Genres of Fan Erotica

Clearly the internet's unique combination of privacy with access to an audience has enabled a huge subculture of adult fan fiction to thrive. Though there are many genres, as the "alternative" category shows, the three major genres of fan found on the internet are "het" or herterosexual fiction, lesbian fiction, and "slash" fiction, a genre consisting of male-on-male erotica written by heterosexual women for an audience of heterosexual women. Women who write for adult audiences are experimenting with and challenging the conventional gender definitions imposed upon them in real life society. In cyberspace, where a woman cannot be criticized-or even identified-for her writing, one can see areas of curiosity and concern that could not be seen in arenas where women would have to pass through editorial hierarchies or expose themselves to the expectations of gender roles in public three dimensional life.

One page, called Slash Fiction Online (http://slash.virtualave.net/) [1] is an example of the most useful kind of site in the ringworld-those that offer glossaries and meta-critiques of fan writing so that the reader can go directly to stories that have impressed at least one other reviewer in the circle.

At this site there are 82 current listings of reviewed stories written by 55 separate authors.

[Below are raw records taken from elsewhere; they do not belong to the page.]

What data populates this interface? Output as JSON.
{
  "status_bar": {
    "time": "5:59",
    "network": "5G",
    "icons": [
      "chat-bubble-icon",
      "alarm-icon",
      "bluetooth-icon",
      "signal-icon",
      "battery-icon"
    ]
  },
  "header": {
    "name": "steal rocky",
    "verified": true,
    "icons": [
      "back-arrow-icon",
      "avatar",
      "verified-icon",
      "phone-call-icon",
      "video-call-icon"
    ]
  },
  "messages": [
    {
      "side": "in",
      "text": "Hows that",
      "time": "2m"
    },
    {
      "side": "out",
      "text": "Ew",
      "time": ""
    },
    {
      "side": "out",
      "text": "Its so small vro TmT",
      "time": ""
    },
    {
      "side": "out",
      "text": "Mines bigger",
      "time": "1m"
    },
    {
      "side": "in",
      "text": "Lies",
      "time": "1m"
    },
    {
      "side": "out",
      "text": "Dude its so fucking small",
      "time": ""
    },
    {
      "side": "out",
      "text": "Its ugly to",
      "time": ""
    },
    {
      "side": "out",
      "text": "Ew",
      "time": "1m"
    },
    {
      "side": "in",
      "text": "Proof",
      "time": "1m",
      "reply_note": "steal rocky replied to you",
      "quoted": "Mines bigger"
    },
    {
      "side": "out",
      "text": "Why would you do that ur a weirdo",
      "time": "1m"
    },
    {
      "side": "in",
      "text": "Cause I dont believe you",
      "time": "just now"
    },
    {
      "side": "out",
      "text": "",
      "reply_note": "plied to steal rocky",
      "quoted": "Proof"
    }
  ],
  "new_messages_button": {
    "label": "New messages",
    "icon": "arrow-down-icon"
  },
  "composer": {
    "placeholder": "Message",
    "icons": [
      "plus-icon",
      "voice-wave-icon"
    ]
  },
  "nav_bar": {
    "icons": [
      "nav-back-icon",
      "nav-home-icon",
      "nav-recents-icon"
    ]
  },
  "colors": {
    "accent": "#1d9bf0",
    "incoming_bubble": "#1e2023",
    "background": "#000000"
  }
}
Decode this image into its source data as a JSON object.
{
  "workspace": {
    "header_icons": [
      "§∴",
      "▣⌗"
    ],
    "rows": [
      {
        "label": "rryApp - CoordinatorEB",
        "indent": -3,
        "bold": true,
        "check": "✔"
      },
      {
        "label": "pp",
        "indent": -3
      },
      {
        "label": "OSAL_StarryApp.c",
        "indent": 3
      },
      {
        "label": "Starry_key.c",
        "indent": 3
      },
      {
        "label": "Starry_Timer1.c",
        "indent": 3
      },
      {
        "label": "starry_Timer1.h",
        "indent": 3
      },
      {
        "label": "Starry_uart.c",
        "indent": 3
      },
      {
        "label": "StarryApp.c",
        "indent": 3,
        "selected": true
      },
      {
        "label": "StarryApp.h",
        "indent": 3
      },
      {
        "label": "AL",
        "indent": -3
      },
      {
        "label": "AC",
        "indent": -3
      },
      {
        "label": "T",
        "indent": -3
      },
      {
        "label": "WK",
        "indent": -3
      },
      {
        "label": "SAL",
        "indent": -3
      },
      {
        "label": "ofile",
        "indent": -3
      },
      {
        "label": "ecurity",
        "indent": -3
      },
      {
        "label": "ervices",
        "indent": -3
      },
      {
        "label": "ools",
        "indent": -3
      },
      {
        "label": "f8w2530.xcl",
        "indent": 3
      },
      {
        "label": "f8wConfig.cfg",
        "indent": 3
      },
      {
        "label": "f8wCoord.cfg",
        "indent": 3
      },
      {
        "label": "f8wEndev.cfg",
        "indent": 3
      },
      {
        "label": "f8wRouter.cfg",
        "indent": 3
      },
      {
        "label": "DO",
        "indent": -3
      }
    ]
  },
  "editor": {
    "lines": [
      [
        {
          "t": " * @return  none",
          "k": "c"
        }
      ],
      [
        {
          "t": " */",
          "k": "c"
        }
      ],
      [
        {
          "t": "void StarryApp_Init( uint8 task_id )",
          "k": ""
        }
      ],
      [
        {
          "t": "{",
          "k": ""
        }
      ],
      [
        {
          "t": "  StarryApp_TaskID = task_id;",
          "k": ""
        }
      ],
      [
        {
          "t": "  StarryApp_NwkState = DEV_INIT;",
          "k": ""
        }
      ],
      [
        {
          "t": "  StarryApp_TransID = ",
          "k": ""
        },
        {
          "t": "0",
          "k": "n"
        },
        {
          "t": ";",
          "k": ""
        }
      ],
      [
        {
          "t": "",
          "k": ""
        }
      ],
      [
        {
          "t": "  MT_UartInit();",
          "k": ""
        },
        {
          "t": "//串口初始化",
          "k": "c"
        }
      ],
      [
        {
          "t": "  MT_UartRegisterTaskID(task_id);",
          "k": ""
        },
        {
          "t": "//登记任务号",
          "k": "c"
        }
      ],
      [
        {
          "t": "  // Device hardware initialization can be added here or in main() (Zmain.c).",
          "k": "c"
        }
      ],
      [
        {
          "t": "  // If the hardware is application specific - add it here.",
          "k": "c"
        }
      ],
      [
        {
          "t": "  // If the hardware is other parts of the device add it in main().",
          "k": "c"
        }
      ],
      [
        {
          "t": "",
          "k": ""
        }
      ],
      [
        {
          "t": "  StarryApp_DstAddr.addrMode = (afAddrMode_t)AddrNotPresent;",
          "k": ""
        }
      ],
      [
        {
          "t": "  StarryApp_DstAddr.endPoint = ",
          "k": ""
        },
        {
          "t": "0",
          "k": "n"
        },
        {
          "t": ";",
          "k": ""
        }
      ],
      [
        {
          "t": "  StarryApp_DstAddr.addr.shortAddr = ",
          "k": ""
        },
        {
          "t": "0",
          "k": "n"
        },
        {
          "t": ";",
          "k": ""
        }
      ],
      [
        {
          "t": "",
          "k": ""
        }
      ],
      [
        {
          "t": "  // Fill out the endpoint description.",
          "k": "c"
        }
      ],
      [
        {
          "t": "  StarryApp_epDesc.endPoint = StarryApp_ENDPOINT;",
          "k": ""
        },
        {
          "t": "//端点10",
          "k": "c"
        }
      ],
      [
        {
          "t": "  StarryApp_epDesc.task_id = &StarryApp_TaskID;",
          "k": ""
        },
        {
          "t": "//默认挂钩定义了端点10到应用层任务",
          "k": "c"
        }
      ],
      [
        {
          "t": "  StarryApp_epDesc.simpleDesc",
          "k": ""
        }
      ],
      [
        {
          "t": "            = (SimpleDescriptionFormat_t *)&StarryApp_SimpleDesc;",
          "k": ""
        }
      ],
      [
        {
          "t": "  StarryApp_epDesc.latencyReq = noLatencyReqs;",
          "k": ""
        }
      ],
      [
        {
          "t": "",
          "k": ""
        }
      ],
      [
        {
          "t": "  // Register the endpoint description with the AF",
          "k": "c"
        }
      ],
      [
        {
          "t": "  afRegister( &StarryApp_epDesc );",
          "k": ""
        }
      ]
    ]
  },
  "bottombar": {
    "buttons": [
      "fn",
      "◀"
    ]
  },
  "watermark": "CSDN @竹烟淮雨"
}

I visited about ten percent of these websites and discovered that each one had dozens of stories, either by the author of the story listed, or by additional authors who share the site-another indication of the extent of the phenomenon.

An excellent example of "slash " fiction that illustrates both the quality and the conventions of this genre is by a group of three women who jointly call themselves The Krell. (http://www.mediafans.org/krelldom/desert/prince1.htm). The Seduction of the Desert Prince is an illustrated novel of nineteen chapters based on the television show The Highlander and its primary character Duncan MacLeod, but is set in an "alternative universe," i.e. a setting other than that provided by the creators of the television series. The story centers on the intimate relationship between Duncan MacLeod and a desert prince who has bought him as a slave. Typical of slash fiction, there are extended sex scenes, but they are few in number, relative to male-authored gay erotica, and they are embedded in a plausible and suspenseful plot. The characters are well developed, and they ring true to the original series, which is a primary criterion of success in fan fiction.

In email exchanges with the authors of this novel, I asked what motivated them to write, since it was clearly not financial gain or commercial success. One author who responded said that writing is a hobby and an avocation and that "doing it professionally would add levels of stress…and personal expectation that I don't have with my fan fiction" (elynross). Another of the authors told me that she wrote what she wanted to read since erotica in bookstores is focused on sex and not relationships: "I write erotic stories because I like to explore the themes of emotional intimacy, and I write fan fiction because it lets me do that with characters that already interest me" (Killasdra). This is a perfect summation of slash fiction-erotica that occurs only in the context of emotional relationships, involving familiar and favorite characters.

When asked if they would have written erotica if they had not found fansites on the net and audiences who responded positively, the authors stated that they would not. "I do think I would have written regardless, " says one, "but whether I would have written pure erotica? I doubt it. Not without the community of other women out there reading it and responding to it."